Below 1% inflation possible in Q4 – ING
Lawrence Agcaoili (The Philippine Star) - October 17, 2015 - 10:00am

MANILA, Philippines –  Dutch financial giant ING Bank sees average inflation falling below 1.4 percent this year on the back of stable food prices and cheaper utility rates before picking up to 2.2 percent next year due to the impact of the severe and prolonged El Niño weather condition.

Joey Cuyegkeng, senior economist at ING Bank Manila, said inflation is likely to average 0.8 percent in the fourth quarter of the year, giving the Bangko Sentral ng Pilipinas (BSP) more space to keep interest rates steady.

“We expect fourth quarter inflation to average around 0.8 percent resulting to a 2015 average inflation rate of less than 1.4 percent,” he said.

Inflation eased to a new record low of 0.4 percent in September from 0.6 percent in August bringing the average inflation to 1.6 percent in the first nine months of the year due to stable food prices and lower power rates.

He pointed out inflation pressures remain low as the effect of El Niño on prices would likely be felt in 2016.

“Demand pressures could exacerbate the impact of the dry spell on prices of basic goods. We currently expect 2.2 percent 2016 average inflation rate,” he added.

According to Cuyegkeng, the government’s mitigating measures including additional rice imports, would moderate price pressures.

On the other hand, he said oil inflation would continue to exert downward pressure on headline inflation until the first quarter or second quarter next year. 

With a prolonged dry spell, Cuyegkeng explained food inflation would likely head higher in the first half of next year while power and other utility rates are also expected to rise next year.

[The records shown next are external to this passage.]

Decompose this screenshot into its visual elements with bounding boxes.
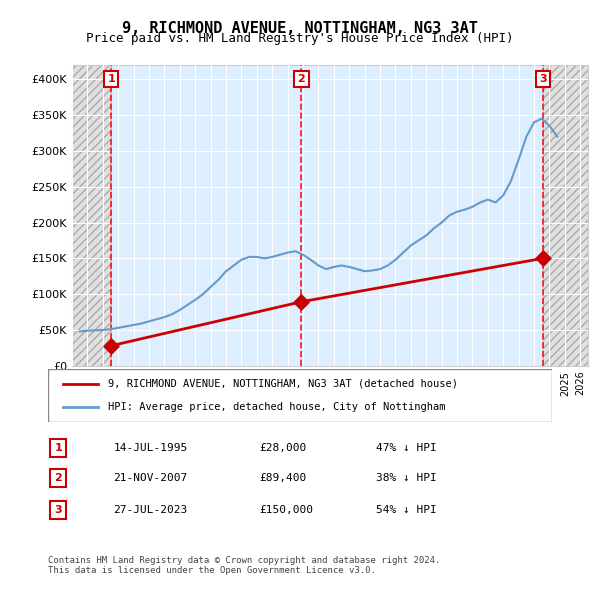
Text: 38% ↓ HPI: 38% ↓ HPI xyxy=(376,473,436,483)
Text: Contains HM Land Registry data © Crown copyright and database right 2024.
This d: Contains HM Land Registry data © Crown c… xyxy=(48,556,440,575)
Point xyxy=(538,254,548,263)
Text: 1: 1 xyxy=(107,74,115,84)
Text: £89,400: £89,400 xyxy=(260,473,307,483)
Bar xyxy=(543,65,588,366)
Text: 2: 2 xyxy=(298,74,305,84)
Bar xyxy=(72,65,111,366)
Text: 47% ↓ HPI: 47% ↓ HPI xyxy=(376,443,436,453)
Text: 21-NOV-2007: 21-NOV-2007 xyxy=(113,473,188,483)
Text: £150,000: £150,000 xyxy=(260,505,314,515)
Text: 54% ↓ HPI: 54% ↓ HPI xyxy=(376,505,436,515)
Text: 9, RICHMOND AVENUE, NOTTINGHAM, NG3 3AT: 9, RICHMOND AVENUE, NOTTINGHAM, NG3 3AT xyxy=(122,21,478,35)
Text: 2: 2 xyxy=(54,473,62,483)
Text: 1: 1 xyxy=(54,443,62,453)
Text: HPI: Average price, detached house, City of Nottingham: HPI: Average price, detached house, City… xyxy=(109,402,446,412)
Text: 9, RICHMOND AVENUE, NOTTINGHAM, NG3 3AT (detached house): 9, RICHMOND AVENUE, NOTTINGHAM, NG3 3AT … xyxy=(109,379,458,389)
Text: 3: 3 xyxy=(539,74,547,84)
Text: 14-JUL-1995: 14-JUL-1995 xyxy=(113,443,188,453)
Point xyxy=(106,341,116,350)
Text: 27-JUL-2023: 27-JUL-2023 xyxy=(113,505,188,515)
FancyBboxPatch shape xyxy=(48,369,552,422)
Text: Price paid vs. HM Land Registry's House Price Index (HPI): Price paid vs. HM Land Registry's House … xyxy=(86,32,514,45)
Point xyxy=(296,297,306,306)
Bar xyxy=(543,65,588,366)
Text: £28,000: £28,000 xyxy=(260,443,307,453)
Bar xyxy=(72,65,111,366)
Text: 3: 3 xyxy=(54,505,62,515)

He pointed out the country’s monetary policy remains focused on upside risks.

Aside from El Niño related price pressures, he said financial market volatility as it impacts the financing performance of the financial sector is another source of risk.

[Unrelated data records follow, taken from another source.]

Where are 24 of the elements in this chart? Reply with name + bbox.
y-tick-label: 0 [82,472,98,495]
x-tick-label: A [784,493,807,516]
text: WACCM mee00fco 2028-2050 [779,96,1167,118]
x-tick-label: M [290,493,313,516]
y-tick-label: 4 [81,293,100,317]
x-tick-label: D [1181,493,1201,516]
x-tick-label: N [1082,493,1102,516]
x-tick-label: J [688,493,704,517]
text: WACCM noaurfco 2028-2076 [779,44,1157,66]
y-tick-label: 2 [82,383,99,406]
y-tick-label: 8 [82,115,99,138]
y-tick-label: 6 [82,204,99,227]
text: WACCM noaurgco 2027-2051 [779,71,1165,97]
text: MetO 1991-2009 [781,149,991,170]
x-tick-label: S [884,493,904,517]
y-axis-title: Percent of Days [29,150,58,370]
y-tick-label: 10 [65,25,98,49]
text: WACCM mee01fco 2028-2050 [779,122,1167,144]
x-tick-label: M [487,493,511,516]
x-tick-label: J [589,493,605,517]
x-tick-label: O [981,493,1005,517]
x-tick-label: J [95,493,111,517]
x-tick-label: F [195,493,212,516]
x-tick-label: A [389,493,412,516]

“Excessive and prolonged financial market volatility could affect the banking sector’s disposition to finance economic activity. Strong capitalization of banks could moderate the impact of such volatility but may not be enough if the financial sector volatility results to a less favorable asset quality of banks,” he said.

However, he explained macroprudential measures have been put in place to guard against such developments while stabilizing the financial sector through targeted intervention would also help.

He said strong domestic demand would push the country’s gross domestic product (GDP) growth close to six percent this year and above six percent next year.

The country’s GDP growth slowed to 5.3 percent in the first half of the year from 6.4 percent in the same period last year due to weak global demand and lack of government spending.

“In the meantime, the current policy settings remain appropriate and are a stabilizing factor for financial markets,” Cuyegkeng said.

The BSP’s Monetary Board has kept interest rates steady since October last year after raising key policy rates by 50 basis points last year. The overnight borrowing rate is currently pegged at four percent while the overnight lending rate is at six percent.